İçişleri Komisyonu olarak Endonezya'dan 9 milletvekili ve birçok bürokrattan oluşan bir heyeti misafir ettiklerini söyleyen Karakaş “Bugün sabah, benim de Komisyon üyesi olduğum İçişleri Komisyonu olarak Endonezya'dan 9 milletvekili ve birçok bürokrattan oluşan bir heyeti misafir etti. Endonezya dünyanın en büyük ada ülkesi, yüz ölçümü bizim yüz ölçümümüzün 2,5 katı, nüfusu 275 milyon ve yüzde 87'si Müslüman. Bunu niye söylüyorum? Biraz sonra anlayacaksınız. Endonezya Heyet Başkanı konuşmasında ‘Özellikle Filistin meselesi konusunda biz yıllardır Türkiye'yi mihmandar bir ülke olarak görürdük ancak son dönemde Gazze'de yaşanan olaylar neticesinde Türkiye'yi çok yetersiz ve sönük gördük ve Endonezya halkı soruyor: 'Türkiye nerede?’ diye. Konuşması bittikten sonra ben söz aldım ve şu soruyu sordum: Sayın Başkan, burada bir tercüme hatası mı oldu acaba yoksa biz doğru mu anladık? Eğer biz doğru anladıysak biz Gazze konusunda Türk milleti ve devleti olarak çok hassasız ve her platformda bu konuyu dile getiriyoruz, eğer yanlış anlamadıysak tercüme hatası da yoksa demek ki biz kendimizi dünyaya çok iyi ifade edememişiz ve burada da öz eleştiri yapmamız lazım.

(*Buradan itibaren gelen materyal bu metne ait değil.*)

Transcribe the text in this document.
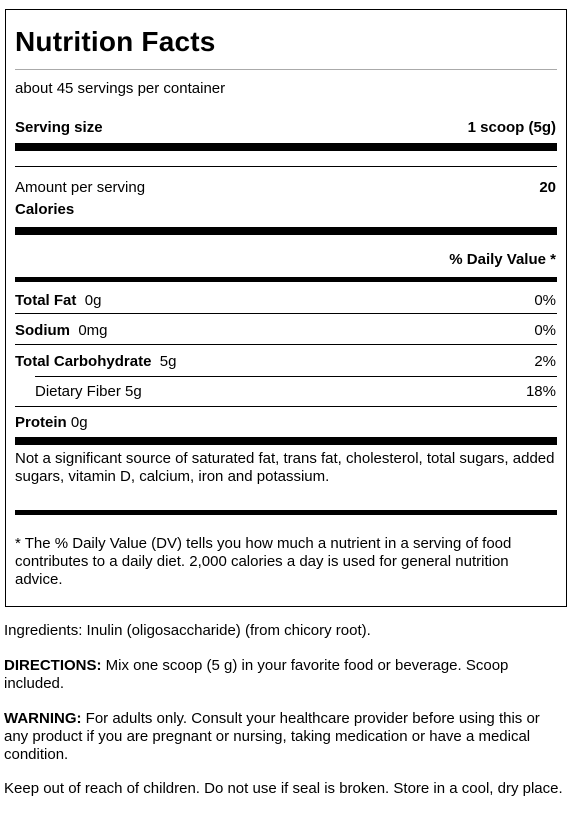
Nutrition Facts
about 45 servings per container
Serving size	1 scoop (5g)
Amount per serving
Calories
20
% Daily Value *
Total Fat 0g	0%
Sodium 0mg	0%
Total Carbohydrate 5g	2%
Dietary Fiber 5g	18%
Protein 0g
Not a significant source of saturated fat, trans fat, cholesterol, total sugars, added sugars, vitamin D, calcium, iron and potassium.
* The % Daily Value (DV) tells you how much a nutrient in a serving of food contributes to a daily diet. 2,000 calories a day is used for general nutrition advice.
Ingredients: Inulin (oligosaccharide) (from chicory root).
DIRECTIONS: Mix one scoop (5 g) in your favorite food or beverage. Scoop included.
WARNING: For adults only. Consult your healthcare provider before using this or any product if you are pregnant or nursing, taking medication or have a medical condition.
Keep out of reach of children. Do not use if seal is broken. Store in a cool, dry place.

Ancak, daha sonra Komisyon Başkanı tekrar söz aldı, dedi ki: "Hayır, yanlış anlamadınız. Şimdi, özellikle Gazze konusunda biz İsrail'le uzun yıllardır tüm diplomatik ilişkilerimizi kesmişken siz Türkiye Cumhuriyeti devleti olarak açık ve aleni olarak ticaret yapıyorsunuz ve Gazze halkı bunu soruyor, Endonezya halkı bunu soruyor 'Neden Türkiye böyle bir tutum sergiliyor?’.  Tabii, bu cevap karşısında "Evet, çok net bir şekilde anlaşıldı Sayın Başkan." dedim ancak aldığım bu cevap karşısında hem çok üzüldüm hem de çok utandım. Yaklaşık 10 bin kilometre uzaklıktaki Endonezya halkının Türkiye hakkındaki bu düşüncelerinin değerlendirilmesini siz değerli milletvekillerinin ve büyük Türk milletinin takdir ve vicdanlarına bırakıyorum” şeklinde konuştu.

‘BÖYLE BİR VİCDANSIZLIK OLMAZ’

İliç’te yaşanan maden faciasıyla ilgili komisyonun raporu çıkmadan Maden Yasası’nın yeniden Genel Kurul’a geldiğini söyleyen Karakaş “Maden Yasası’nı iki ay önce getirdiniz. İliç'te bir facia oldu, geri çektiniz. Facia ile ilgili Meclis’te bir Araştırma Komisyonu kuruldu. Daha Komisyonun raporunu bile beklemeden, neticesini okumadan siz bu kanun teklifini genel kurula getirip, geçirmeye çalışıyorsunuz. Böyle bir samimiyetsizlik, böyle bir vicdansızlık olmaz” dedi.